Por lo tanto, ahora me permito reservarme un poco de espacio para narrar brevemente, como preámbulo de los cuentos, algunas de las extrañas experiencias que he vivido. He decidido contar sólo hechos triviales, sin ninguna significación especial. Si empezara a relatar sucesos extraordinarios de esos que cambian la vida, necesitaría más de la mitad de las hojas de las que dispongo.

De 1993 a 1995 viví en Cambridge, en el estado de Massachusetts.

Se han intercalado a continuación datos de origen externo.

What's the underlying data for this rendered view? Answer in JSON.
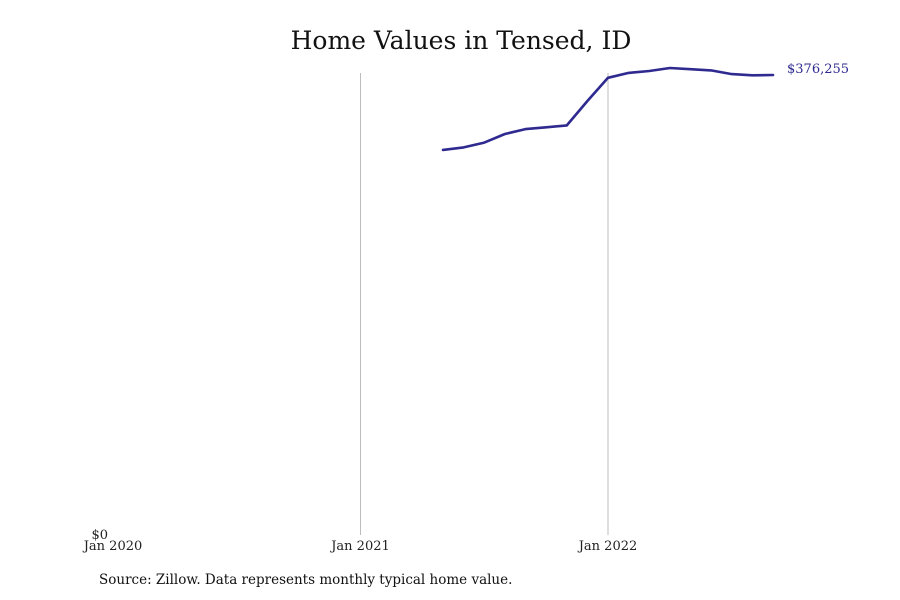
{
  "chart_data": {
    "type": "line",
    "title": "Home Values in Tensed, ID",
    "xlabel": "",
    "ylabel": "",
    "x_tick_labels": [
      "Jan 2020",
      "Jan 2021",
      "Jan 2022"
    ],
    "y_tick_labels": [
      "$0"
    ],
    "ylim": [
      0,
      376255
    ],
    "xlim": [
      "2020-01",
      "2022-12"
    ],
    "grid": "vertical lines at yearly ticks",
    "legend": "none",
    "line_color": "#2e2a8f",
    "end_label": "$376,255",
    "series": [
      {
        "x": [
          "2021-05",
          "2021-06",
          "2021-07",
          "2021-08",
          "2021-09",
          "2021-10",
          "2021-11",
          "2021-12",
          "2022-01",
          "2022-02",
          "2022-03",
          "2022-04",
          "2022-05",
          "2022-06",
          "2022-07",
          "2022-08",
          "2022-09"
        ],
        "values": [
          315000,
          317000,
          321000,
          328000,
          332000,
          333500,
          335000,
          355000,
          374000,
          378000,
          379500,
          382000,
          381000,
          380000,
          377000,
          376000,
          376255
        ]
      }
    ]
  },
  "source": "Source: Zillow. Data represents monthly typical home value."
}
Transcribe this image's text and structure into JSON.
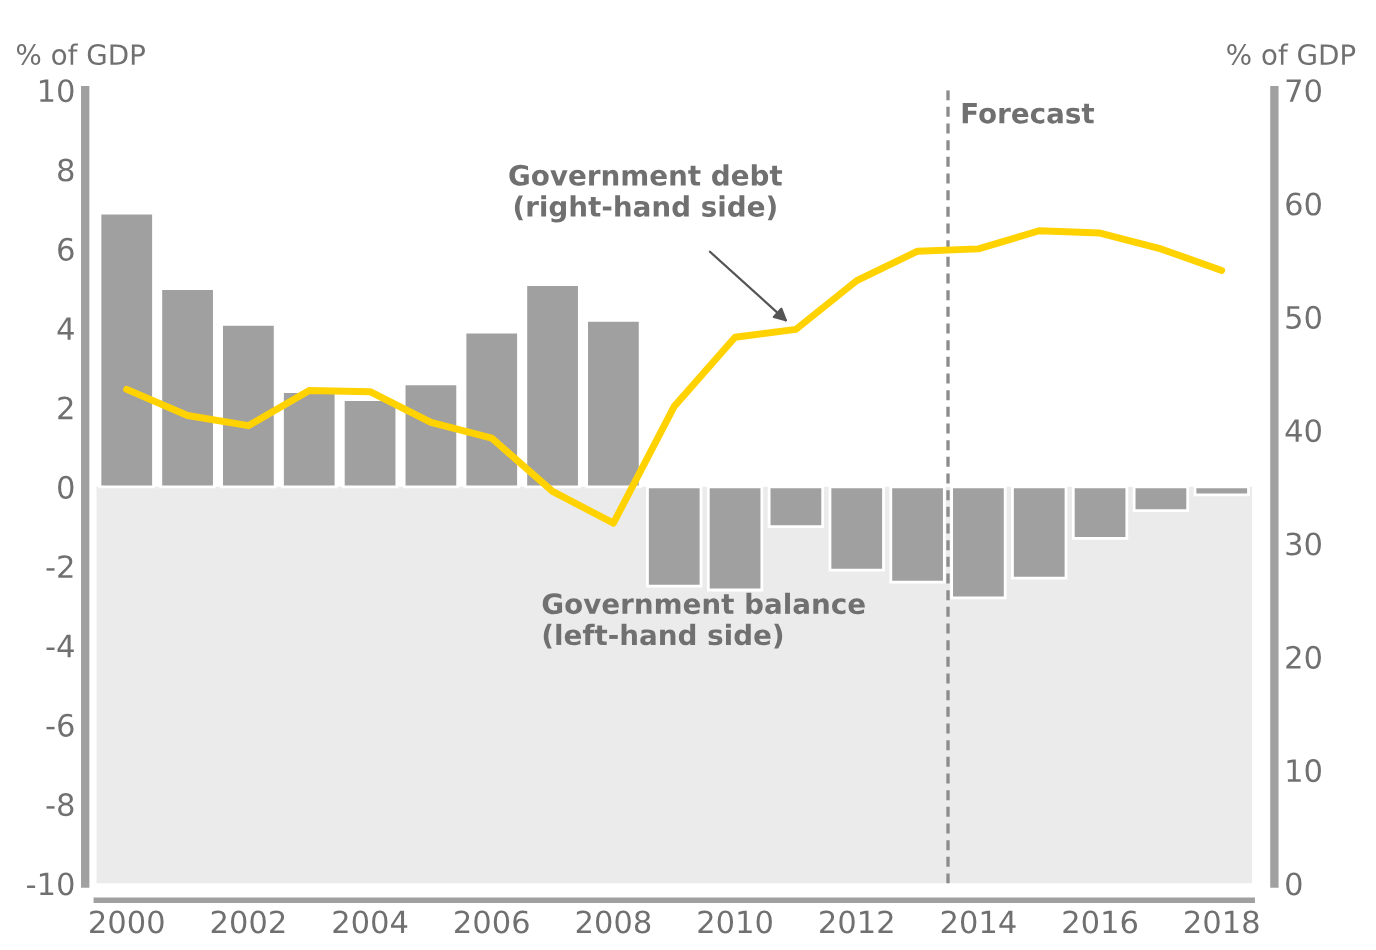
{
  "chart_data": {
    "type": "bar",
    "ylabel": "% of GDP",
    "y2label": "% of GDP",
    "x": [
      2000,
      2001,
      2002,
      2003,
      2004,
      2005,
      2006,
      2007,
      2008,
      2009,
      2010,
      2011,
      2012,
      2013,
      2014,
      2015,
      2016,
      2017,
      2018
    ],
    "series": [
      {
        "color": "#a0a0a0",
        "values": [
          6.9,
          5.0,
          4.1,
          2.4,
          2.2,
          2.6,
          3.9,
          5.1,
          4.2,
          -2.5,
          -2.6,
          -1.0,
          -2.1,
          -2.4,
          -2.8,
          -2.3,
          -1.3,
          -0.6,
          -0.2
        ]
      },
      {
        "type": "line",
        "axis": "y2",
        "color": "#ffd200",
        "values": [
          43.6,
          41.3,
          40.4,
          43.5,
          43.4,
          40.7,
          39.3,
          34.6,
          31.8,
          42.1,
          48.2,
          48.9,
          53.2,
          55.8,
          56.0,
          57.6,
          57.4,
          56.0,
          54.1
        ]
      }
    ],
    "xlim": [
      1999.5,
      2018.5
    ],
    "xticks": [
      2000,
      2002,
      2004,
      2006,
      2008,
      2010,
      2012,
      2014,
      2016,
      2018
    ],
    "ylim": [
      -10,
      10
    ],
    "yticks": [
      -10,
      -8,
      -6,
      -4,
      -2,
      0,
      2,
      4,
      6,
      8,
      10
    ],
    "y2lim": [
      0,
      70
    ],
    "y2ticks": [
      0,
      10,
      20,
      30,
      40,
      50,
      60,
      70
    ],
    "ref_lines": [
      {
        "axis": "x",
        "value": 2013.5,
        "label": "Forecast",
        "color": "#8c8c8c",
        "line_style": "dashed"
      }
    ],
    "bands": [
      {
        "axis": "y",
        "from": -10,
        "to": 0,
        "color": "#ebebeb"
      }
    ],
    "annotations": [
      {
        "text": "Government debt\n(right-hand side)",
        "x": 2011,
        "y": 3.97
      },
      "Government balance\n(left-hand side)"
    ],
    "grid": false
  }
}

Estaba en la universidad como escritor residente y escribía una larga novela titulada
Crónica del pájaro que da cuerda al mundo
. En el Charles Hotel de Cambridge hay un club de jazz llamado Regattabar donde ofrecen a menudo conciertos de música en vivo. Es un club de jazz que tiene las dimensiones justas, con un ambiente muy tranquilo. En él suelen tocar músicos de renombre y no es demasiado caro.

En una ocasión actuaba allí el pianista Tommy Flanagan y su trío. Aquella noche, mi mujer tenía algo que hacer y fui a escucharlo solo. Tommy Flanagan es uno de mis pianistas de jazz preferidos. La mayoría de las veces, aparece como acompañante y su interpretación es cálida y profunda. Tan refinada como estable. Sus solos poseen una gran belleza. Me aposenté en una mesa al lado del escenario y me dispuse a disfrutar de la música mientras me tomaba una copa de Merlot californiano. Sin embargo, si se me permite expresar francamente mi parecer, aquella noche su interpretación distaba mucho de ser apasionada. Quizá no se encontrara en las condiciones físicas idóneas. O quizá fuera todavía demasiado pronto y no se había metido en el tema. No era, en absoluto, una mala actuación, pero carecía de ese algo que es capaz de transportar el corazón de quien la escucha a un lugar distinto. También se podría decir que le faltaba un toque de magia. Yo lo escuchaba pensando: «Ése no es Tommy Flanagan. Pero seguro que, de un momento a otro, nos muestra lo que sabe hacer».